GENETIC COMPETENCE IN STREPTOCCUS MUTANS BIOFILMS

变异链球菌生物膜的遗传能力

• 批准号: 6175903
• 负责人: Dennis G. Cvitkovitch
• 金额: $ 11.38万
• 依托单位: UNIVERSITY OF TORONTO
• 依托单位国家: 美国
• 财政年份: 1999
• 资助国家: 美国
• 起止时间: 1999-09-01 至 2002-08-31
• 项目状态: 已结题
• 来源: https://reporter.nih.gov/project-details/6175903
• 关键词: Streptococcus mutans; bacterial genetics; cell adhesion; confocal scanning microscopy; dental plaque; growth media; human tissue; messenger RNA; microorganism culture; molecular film; mutant; polymerase chain reaction

This proposal adresses mechanisms of genetic transformation of Streptococcus mutans, a principal etiologic agent of dental caries, in biofilms. To understand gene transfer in biofilms, it is necessary to determine the conditions which favor a physiologic state ( competence ) that allows bacteria to incorporate foreign DNA, permitting horizontal gene transfer among species. Though competence is significant in the emergence of antibiotic resistant pathogens, it has never been studied in biofilms. S. mutans will be grown in a continuous culture biofilm fermentor that controls growth rate, pH and growth-limiting nutrient, to find conditions for its optimum transformation as determined by conferment of antibiotic resistance via transformation with plasmids. To define the mechanisms of competence, Tn917-lac transposon mutagenesis will be used to generate mutants defective in competence; affected genes will be analyzed. A search for genes expressed under conditions of biofilm growth will also be executed using two novel approaches. One involves the comparison of mRNA extracted from biofilm and planktonic cells. Genes expressed during biofilm growth are identified by differential display PCR and cloned. The other uses a modification of the in vivo expression technology (IVET) system that treats the biofilm state as an in vivo state. It relies on construction of a heterodiploid mutant library of S. mutans with a chloramphenicol resistance-amylase gene fusion (cat-amy) under control of randomly inserted S. mutans promoters. Clones surviving in a biofilm with chloramphenicol but sensitive to it on agar plates will allow the cloning of genes that turn on preferentially during biofilm growth. Genes exhibiting sequence homology to known competence or transoport genes will be chosen for further study; they will be inactivated in the parent strain and their phenotypic properties assessed. The chosen genes will also be used to construct lacZ fusion reporter strains and tested for expression during adhesion and biofilm accumulation, detected by fluorecence imaging. The program should elucidate the environmental conditions, physiology, and genetics fostering gene transfer among S. mutans cells growing in biofilms.

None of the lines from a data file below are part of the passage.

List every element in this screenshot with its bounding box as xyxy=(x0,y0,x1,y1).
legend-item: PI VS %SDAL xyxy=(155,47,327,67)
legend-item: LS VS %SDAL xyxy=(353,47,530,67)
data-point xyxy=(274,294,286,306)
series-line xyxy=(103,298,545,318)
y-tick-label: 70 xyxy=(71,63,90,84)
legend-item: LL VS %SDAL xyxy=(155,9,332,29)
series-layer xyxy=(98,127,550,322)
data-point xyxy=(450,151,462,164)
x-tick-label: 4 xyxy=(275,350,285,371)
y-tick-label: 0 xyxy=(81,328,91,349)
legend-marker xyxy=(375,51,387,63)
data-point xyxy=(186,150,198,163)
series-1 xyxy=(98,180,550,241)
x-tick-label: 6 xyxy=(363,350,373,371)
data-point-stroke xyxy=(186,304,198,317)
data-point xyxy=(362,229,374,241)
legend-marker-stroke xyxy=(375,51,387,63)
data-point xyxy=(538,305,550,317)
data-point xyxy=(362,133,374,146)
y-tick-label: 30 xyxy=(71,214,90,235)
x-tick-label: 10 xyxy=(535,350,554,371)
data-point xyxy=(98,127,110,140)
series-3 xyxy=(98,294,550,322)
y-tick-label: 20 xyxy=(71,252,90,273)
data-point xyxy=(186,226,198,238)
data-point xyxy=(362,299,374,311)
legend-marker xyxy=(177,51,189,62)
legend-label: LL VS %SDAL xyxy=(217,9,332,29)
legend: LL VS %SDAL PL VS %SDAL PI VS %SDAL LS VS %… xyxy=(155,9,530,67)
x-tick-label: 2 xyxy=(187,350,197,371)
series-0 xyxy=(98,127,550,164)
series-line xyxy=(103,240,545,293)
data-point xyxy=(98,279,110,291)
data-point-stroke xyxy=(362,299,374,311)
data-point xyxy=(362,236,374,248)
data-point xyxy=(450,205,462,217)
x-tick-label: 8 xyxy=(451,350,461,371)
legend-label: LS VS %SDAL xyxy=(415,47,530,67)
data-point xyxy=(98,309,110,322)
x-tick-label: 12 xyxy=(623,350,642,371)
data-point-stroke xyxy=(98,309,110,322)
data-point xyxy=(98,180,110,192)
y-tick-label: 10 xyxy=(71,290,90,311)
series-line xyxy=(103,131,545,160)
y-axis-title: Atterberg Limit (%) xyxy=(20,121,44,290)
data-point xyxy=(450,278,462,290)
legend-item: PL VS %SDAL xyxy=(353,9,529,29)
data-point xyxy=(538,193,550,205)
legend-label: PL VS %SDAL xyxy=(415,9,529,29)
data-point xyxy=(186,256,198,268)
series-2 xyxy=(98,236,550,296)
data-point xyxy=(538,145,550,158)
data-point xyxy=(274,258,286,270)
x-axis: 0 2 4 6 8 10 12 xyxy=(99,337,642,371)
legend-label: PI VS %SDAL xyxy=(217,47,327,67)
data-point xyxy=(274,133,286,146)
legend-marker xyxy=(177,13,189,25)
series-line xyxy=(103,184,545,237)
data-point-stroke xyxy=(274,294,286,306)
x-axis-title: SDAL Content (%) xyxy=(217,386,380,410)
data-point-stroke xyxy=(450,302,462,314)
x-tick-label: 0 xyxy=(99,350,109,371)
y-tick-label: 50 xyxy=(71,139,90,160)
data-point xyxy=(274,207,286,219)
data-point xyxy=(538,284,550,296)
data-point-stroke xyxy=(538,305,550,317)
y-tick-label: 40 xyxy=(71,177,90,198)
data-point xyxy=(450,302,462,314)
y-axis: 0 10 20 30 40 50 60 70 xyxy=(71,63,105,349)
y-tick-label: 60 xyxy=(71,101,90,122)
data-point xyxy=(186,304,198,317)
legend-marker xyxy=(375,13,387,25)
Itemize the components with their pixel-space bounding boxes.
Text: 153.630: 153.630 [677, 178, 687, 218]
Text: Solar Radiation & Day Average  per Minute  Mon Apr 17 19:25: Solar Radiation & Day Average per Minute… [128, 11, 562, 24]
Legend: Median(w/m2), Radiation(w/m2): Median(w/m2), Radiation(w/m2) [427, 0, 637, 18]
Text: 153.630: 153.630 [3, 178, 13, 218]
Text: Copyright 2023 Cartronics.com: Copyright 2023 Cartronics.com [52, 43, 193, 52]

这项建议阐述了变形链球菌在生物膜中的遗传转化机制，变形链球菌是龋齿的主要病原菌。为了了解生物膜中的基因转移，有必要确定有利于细菌整合外来DNA的生理状态(能力)的条件，从而允许物种之间的水平基因转移。尽管能力在抗生素耐药病原体的出现中具有重要意义，但在生物膜中从未进行过研究。变形链球菌将在连续培养的生物膜发酵罐中生长，该生物膜发酵罐控制生长速度、pH和限制生长的营养物质，以寻找其最佳转化条件，该条件是通过用质粒转化产生抗生素耐药性来确定的。为了确定能力的机制，将使用Tn917-lac转座子突变来产生能力缺陷的突变；将分析受影响的基因。寻找在生物膜生长条件下表达的基因也将使用两种新的方法。其中一个涉及从生物膜和浮游细胞中提取的mRNA的比较。用差异显示聚合酶链式反应鉴定并克隆了生物膜生长过程中表达的基因。另一种是使用体内表达技术(IVET)系统的改进，该系统将生物膜状态视为体内状态。它依赖于在随机插入的变形链球菌启动子的控制下，构建具有氯霉素抗性-淀粉酶基因融合(CAT-AMY)的变形链球菌异二倍体突变体库。在含有氯霉素的生物膜中存活，但在琼脂平板上对氯霉素敏感的克隆将允许克隆在生物膜生长过程中优先打开的基因。将选择与已知的能力或转位基因序列同源的基因进行进一步研究；它们将在亲本菌株中失活，并对其表型特性进行评估。选定的基因还将用于构建LacZ融合报告菌株，并通过荧光成像检测在黏附和生物膜积累过程中的表达。该计划应阐明在生物膜中生长的变形链球菌细胞之间的环境条件、生理和遗传学促进基因转移。